# Data 1 - data types

There are many data types that we might come across in review of clinical data. With clinical informatics existing at the center between the fields of health science, statistics, and computer science, we may be exposed to different nomenclature when discussing the same topics. Where possible we will review those differences as *stats *or *comp sci*.

## Boolean/Binary

The first data type you will be exposed to in the computer sciences is the Boolean data type. Boolean (*comp sci*) data is named after the mathematician George Boole who, in 1854, first defined the rules of working with binary (*stats*) digits known as Boolean algebra. Boolean algebra is foundational in modern information science because it is used to define how simple electrical circuits can add up to become functional computers. Those electrical circuits contain gates which open or close leading to off and on states in the circuit.
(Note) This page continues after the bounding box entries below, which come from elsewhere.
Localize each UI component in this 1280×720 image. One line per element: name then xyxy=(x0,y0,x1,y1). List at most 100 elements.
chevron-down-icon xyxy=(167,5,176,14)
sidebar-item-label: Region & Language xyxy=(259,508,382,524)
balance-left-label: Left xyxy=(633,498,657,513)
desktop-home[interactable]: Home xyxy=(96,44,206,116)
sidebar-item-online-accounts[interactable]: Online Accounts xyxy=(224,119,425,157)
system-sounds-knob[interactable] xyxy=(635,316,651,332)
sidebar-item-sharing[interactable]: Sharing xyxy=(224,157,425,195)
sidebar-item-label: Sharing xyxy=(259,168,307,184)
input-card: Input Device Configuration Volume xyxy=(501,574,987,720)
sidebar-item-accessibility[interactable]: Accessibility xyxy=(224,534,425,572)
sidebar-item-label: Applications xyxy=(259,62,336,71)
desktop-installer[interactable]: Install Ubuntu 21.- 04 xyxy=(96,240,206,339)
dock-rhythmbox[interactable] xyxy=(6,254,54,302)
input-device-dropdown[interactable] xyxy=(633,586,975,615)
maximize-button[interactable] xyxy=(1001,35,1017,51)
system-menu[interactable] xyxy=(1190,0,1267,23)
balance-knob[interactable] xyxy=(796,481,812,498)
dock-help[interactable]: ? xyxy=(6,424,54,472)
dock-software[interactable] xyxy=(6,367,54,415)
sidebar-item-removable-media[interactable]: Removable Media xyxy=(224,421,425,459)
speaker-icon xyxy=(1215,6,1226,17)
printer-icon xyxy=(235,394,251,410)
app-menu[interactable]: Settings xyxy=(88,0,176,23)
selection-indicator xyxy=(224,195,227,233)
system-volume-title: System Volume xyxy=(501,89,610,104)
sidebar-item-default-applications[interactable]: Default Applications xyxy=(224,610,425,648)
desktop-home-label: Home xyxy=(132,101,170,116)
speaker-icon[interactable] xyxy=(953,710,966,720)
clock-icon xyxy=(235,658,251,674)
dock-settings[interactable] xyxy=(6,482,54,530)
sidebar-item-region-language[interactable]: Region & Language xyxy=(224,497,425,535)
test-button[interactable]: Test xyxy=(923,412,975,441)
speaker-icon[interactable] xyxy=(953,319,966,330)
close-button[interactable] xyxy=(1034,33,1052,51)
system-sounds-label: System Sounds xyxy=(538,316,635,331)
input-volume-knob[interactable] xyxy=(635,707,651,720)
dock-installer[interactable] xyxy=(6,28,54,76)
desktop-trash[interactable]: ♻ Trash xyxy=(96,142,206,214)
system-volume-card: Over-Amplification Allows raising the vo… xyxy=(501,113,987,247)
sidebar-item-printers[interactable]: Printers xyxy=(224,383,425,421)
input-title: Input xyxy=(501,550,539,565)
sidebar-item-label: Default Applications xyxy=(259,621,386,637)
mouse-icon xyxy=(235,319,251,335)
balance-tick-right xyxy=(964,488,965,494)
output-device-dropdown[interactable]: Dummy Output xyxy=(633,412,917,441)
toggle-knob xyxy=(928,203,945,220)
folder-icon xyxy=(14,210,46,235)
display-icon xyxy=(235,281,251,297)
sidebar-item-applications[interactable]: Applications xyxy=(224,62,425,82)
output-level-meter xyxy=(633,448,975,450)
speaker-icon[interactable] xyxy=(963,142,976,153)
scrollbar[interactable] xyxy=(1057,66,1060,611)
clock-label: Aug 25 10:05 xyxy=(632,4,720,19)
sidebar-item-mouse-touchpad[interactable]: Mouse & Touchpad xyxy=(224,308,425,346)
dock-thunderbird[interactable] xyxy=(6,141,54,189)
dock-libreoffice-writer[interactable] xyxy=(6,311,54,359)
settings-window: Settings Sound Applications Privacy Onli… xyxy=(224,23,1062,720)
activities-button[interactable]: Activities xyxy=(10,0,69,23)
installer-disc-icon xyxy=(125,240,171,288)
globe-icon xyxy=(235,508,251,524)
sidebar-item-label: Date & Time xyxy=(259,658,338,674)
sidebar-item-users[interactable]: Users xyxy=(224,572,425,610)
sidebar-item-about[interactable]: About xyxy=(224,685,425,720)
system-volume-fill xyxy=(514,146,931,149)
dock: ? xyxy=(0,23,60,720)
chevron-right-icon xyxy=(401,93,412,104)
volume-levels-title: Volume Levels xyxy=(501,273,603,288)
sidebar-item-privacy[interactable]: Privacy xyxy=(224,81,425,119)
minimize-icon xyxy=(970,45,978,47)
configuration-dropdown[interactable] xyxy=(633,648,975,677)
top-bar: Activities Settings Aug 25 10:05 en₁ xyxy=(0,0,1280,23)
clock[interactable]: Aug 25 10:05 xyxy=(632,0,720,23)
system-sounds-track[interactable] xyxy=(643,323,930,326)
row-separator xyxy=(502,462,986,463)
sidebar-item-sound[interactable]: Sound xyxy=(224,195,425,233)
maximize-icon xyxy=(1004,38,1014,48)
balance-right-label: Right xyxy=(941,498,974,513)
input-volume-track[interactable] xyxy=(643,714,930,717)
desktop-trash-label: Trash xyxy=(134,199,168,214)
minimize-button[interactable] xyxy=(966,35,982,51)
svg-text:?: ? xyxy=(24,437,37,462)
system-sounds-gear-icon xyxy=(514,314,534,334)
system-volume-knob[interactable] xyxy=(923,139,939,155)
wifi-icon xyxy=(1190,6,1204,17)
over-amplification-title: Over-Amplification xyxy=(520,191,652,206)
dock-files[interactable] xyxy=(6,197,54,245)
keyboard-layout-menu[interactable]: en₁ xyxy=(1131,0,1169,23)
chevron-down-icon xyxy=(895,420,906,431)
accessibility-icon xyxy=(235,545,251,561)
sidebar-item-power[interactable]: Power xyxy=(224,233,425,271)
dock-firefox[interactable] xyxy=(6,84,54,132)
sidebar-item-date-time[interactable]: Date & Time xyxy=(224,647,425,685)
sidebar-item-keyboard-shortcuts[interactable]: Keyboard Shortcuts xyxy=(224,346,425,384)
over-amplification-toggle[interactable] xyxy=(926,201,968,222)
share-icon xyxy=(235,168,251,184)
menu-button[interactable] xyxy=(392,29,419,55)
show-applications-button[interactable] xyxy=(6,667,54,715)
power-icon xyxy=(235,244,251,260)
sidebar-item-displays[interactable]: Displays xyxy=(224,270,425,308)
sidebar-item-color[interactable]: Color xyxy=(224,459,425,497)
Numerically, off = 0 and on = 1. So with Boolean/binary data types you are working with 0's and 1's. Those 0's and 1's can be translated into *False *and *True*, *No *and *Yes*, *Absent *and *Present*, *Negative *and *Positive*... examples of which abound throughout clinical data.

## Categorical

Data that is classified into groups or types is of a categorical nature. This data type can include nominal data in a Binary format such as Yes or No, True or False, 1 or 0. Nominal data may also be more complex, as with Blood Groups:

## Ordinal

Categorical data can also be ordinal, such that the groups in which the data is classified are hierarchical. A classic example of this is cancer staging, where the disease progresses from lower to higher stages:

You will often encounter categorical data in subject surveys where a person has to classify feelings (e.g. pain scales).

## Numerical

Numerical data, data which can be represented with numbers, can be classified as either discrete or continuous. Discrete numerical data is that which is represented by integer values 1,2,3,etc. Cell counts in hematology labs are good examples of discrete numerical data as a cell is a whole unit:

Group | WBC per uL |
---|---|

Men | 5000 - 10000 |

Women | 4500 - 11000 |

Children | 5000 - 10000 |

Continuous numerical data includes data where values can exist between integers, this is known as a real number in mathematics and represented as a floating point approximation value in computer science. You have to take care with continuous data when performing calculations of measures to ensure that rounding errors are propagated through the statistical analysis. Patient heights and weights are perfect examples of continuous data that can be measured with increasing levels of precision.

## String

String data makes up a large proportion of the data found in Electronic Medical Records (EMRs). Strings can be common text data as is found in providers notes. Essentially they can be any variable sized or constant sized list of alphanumeric data, such as Genomic data. Most databases will include data types such as CHAR or VARCHAR, which for our purposes we will interpret as string values.

## BLOB (binary large object)

BLOB data is the final data type we will review here. This is a special data type reserved for storing large binary or encoded data. Image, audio, or video data are all examples of typical binary large object data. Data stored in this format often have to be worked with differently than the other data types for storage and analysis.

There are many other data types that can be considered depending on whether working in statistical or database domains. For now, most of the data that we will work with will nicely fit one of these types.